I was 15. I had just moved across the country and had been struggling to adjust. I turned to the gospel with faith for support during this challenging time. I was doing my best to be a righteous daughter of god. My new bishop scheduled an interview with me, I assumed to get to know me since I was new. I came to the man I had been taught to view as my connection to god, expecting to leave feeling uplifted and happy. He asked about chastity and masturbation. I confessed that I had “gone a little farther than I should have” but that I felt God understood my heart and that I was still progressing spiritually. I was ready to move on with the interview but he insisted on details. “Start at the beginning. Walk me through everything that happened that night…how many fingers? …did you enjoy it? Did you orgasm?” My face was burning, my heart pounded in my ears. I was ready to cry. I felt violated and vulnerable.
“Why do we have to go over so many details?” I asked. “Heavenly father knows what happened”
“It’s important for the repentance process that we thoroughly discuss all of the details.”
He told me to stop taking the sacrament and that I would need to meet with him every week. I was ready to cry. He told me he would end the interview by giving me a blessing. He walked around his desk but instead of standing behind me, stood by my side with his pelvis too close to my face. The blessing probably lasted 3 minutes but it felt like hours as I sensed him inch closer to my face and shift his weight side to side.
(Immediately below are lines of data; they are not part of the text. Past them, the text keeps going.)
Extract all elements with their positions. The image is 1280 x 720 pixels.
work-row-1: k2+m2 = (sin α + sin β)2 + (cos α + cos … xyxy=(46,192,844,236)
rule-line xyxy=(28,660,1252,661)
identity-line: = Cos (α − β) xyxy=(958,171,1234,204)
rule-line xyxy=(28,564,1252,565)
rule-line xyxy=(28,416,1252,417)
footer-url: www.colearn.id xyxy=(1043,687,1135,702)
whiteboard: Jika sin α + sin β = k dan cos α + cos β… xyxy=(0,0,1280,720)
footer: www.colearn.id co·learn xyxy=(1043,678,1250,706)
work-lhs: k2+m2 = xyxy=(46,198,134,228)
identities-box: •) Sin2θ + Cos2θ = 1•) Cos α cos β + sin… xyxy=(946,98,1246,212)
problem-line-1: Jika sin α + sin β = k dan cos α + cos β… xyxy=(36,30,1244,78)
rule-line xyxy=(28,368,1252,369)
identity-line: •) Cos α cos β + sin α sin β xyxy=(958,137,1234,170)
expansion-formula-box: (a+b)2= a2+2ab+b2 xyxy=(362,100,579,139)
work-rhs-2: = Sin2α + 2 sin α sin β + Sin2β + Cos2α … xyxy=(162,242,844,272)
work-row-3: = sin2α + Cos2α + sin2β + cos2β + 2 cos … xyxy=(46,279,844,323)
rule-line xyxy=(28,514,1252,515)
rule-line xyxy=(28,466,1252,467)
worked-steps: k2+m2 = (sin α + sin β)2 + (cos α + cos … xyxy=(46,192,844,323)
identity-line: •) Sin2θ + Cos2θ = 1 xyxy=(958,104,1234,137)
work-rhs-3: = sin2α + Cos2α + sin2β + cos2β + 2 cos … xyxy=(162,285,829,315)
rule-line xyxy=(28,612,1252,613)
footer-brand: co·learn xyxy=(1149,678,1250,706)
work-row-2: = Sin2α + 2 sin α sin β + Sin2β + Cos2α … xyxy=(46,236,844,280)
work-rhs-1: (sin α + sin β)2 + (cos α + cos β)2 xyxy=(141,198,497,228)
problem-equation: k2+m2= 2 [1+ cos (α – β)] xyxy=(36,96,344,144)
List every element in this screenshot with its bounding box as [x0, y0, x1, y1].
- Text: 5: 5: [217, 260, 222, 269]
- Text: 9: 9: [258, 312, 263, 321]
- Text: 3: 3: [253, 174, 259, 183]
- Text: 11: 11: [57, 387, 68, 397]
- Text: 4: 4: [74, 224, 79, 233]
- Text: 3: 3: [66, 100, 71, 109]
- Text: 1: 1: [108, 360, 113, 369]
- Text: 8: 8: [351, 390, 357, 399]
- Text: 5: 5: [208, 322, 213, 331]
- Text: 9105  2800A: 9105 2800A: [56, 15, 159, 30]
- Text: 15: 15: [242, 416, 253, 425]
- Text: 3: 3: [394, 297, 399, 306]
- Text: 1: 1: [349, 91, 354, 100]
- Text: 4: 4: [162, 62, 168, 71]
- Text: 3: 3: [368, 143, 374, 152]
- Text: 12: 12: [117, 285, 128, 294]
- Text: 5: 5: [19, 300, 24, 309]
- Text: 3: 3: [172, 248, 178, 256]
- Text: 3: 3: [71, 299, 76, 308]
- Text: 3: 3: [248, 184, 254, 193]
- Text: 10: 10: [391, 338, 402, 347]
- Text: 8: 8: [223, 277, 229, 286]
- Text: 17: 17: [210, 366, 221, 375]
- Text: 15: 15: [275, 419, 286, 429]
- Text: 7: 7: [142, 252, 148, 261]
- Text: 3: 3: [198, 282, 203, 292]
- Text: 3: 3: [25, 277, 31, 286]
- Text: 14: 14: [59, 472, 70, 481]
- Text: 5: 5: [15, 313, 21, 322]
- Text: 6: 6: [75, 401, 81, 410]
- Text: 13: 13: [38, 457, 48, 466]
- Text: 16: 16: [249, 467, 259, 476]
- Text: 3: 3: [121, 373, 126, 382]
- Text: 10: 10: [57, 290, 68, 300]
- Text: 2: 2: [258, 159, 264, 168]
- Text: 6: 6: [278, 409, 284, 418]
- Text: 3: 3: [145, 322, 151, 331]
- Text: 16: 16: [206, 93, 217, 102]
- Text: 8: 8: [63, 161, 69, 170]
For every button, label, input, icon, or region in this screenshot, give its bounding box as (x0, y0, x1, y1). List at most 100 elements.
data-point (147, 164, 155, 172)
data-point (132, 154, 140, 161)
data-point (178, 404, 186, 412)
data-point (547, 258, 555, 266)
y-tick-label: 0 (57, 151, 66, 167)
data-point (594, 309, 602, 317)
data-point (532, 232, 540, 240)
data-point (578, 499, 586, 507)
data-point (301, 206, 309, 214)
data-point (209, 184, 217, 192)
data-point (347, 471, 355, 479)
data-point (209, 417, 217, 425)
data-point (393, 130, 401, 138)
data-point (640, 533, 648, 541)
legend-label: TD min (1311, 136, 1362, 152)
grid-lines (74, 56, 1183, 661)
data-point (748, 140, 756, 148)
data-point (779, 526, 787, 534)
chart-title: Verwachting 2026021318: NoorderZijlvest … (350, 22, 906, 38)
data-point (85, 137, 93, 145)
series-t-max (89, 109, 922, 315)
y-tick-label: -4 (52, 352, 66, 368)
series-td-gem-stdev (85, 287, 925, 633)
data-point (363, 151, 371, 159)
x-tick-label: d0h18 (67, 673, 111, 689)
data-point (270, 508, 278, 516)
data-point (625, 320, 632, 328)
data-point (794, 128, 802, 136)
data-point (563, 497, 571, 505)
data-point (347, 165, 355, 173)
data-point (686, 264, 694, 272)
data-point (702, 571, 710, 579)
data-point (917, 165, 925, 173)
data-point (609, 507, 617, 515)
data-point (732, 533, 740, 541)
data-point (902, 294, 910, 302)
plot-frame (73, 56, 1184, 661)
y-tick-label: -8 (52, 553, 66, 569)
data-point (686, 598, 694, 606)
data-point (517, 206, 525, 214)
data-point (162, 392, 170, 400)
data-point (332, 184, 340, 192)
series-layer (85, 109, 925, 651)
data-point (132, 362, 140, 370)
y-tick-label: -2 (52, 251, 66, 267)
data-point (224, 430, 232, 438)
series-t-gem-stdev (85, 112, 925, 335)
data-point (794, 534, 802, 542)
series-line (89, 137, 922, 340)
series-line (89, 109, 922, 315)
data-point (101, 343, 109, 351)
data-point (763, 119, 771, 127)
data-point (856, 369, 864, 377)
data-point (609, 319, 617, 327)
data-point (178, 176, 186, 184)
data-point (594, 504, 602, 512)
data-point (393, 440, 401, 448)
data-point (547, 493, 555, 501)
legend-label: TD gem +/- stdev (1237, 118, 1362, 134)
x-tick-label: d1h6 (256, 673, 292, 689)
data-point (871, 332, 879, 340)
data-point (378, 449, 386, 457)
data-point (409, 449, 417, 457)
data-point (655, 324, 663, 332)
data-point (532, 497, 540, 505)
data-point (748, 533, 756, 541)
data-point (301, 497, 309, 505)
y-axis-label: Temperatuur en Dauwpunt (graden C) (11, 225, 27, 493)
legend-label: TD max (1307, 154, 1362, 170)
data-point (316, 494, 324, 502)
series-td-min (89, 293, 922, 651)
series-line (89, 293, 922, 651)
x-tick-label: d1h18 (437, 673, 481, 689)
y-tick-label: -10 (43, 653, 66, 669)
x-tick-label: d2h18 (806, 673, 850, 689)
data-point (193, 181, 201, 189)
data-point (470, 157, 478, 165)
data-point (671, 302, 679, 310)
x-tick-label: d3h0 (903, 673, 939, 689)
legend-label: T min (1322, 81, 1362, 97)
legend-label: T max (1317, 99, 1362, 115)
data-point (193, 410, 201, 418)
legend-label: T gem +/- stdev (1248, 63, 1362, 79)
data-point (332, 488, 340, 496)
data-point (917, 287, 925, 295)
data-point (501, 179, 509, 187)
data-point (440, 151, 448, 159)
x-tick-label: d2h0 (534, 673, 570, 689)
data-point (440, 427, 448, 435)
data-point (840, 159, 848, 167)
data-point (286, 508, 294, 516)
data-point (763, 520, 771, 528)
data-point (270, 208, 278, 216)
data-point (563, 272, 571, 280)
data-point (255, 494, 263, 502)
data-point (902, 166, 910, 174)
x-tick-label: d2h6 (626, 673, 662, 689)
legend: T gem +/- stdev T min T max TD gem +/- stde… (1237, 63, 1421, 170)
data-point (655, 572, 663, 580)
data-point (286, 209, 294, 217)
Tears rolled down my face. I prayed for it to end. I left feeling heavy and dirty and vulnerable. I walked home crying, filled with sadness and dread at the thought of repeating this process next week. I love the church but I was violated by a man through his position of power in it. Proper checks and balances and safety measures need to be in place to avoid these situations. When I saw Sam Young’s story I felt overwhelmed by the power of his message. I would do anything to help another child avoid some of the situations I was subjected to because I faithfully believed that not only did a man have the authority to question me in this manner, but that it was necessary for God to forgive and accept me again. These are our children, God’s children. This practice needs to be modified.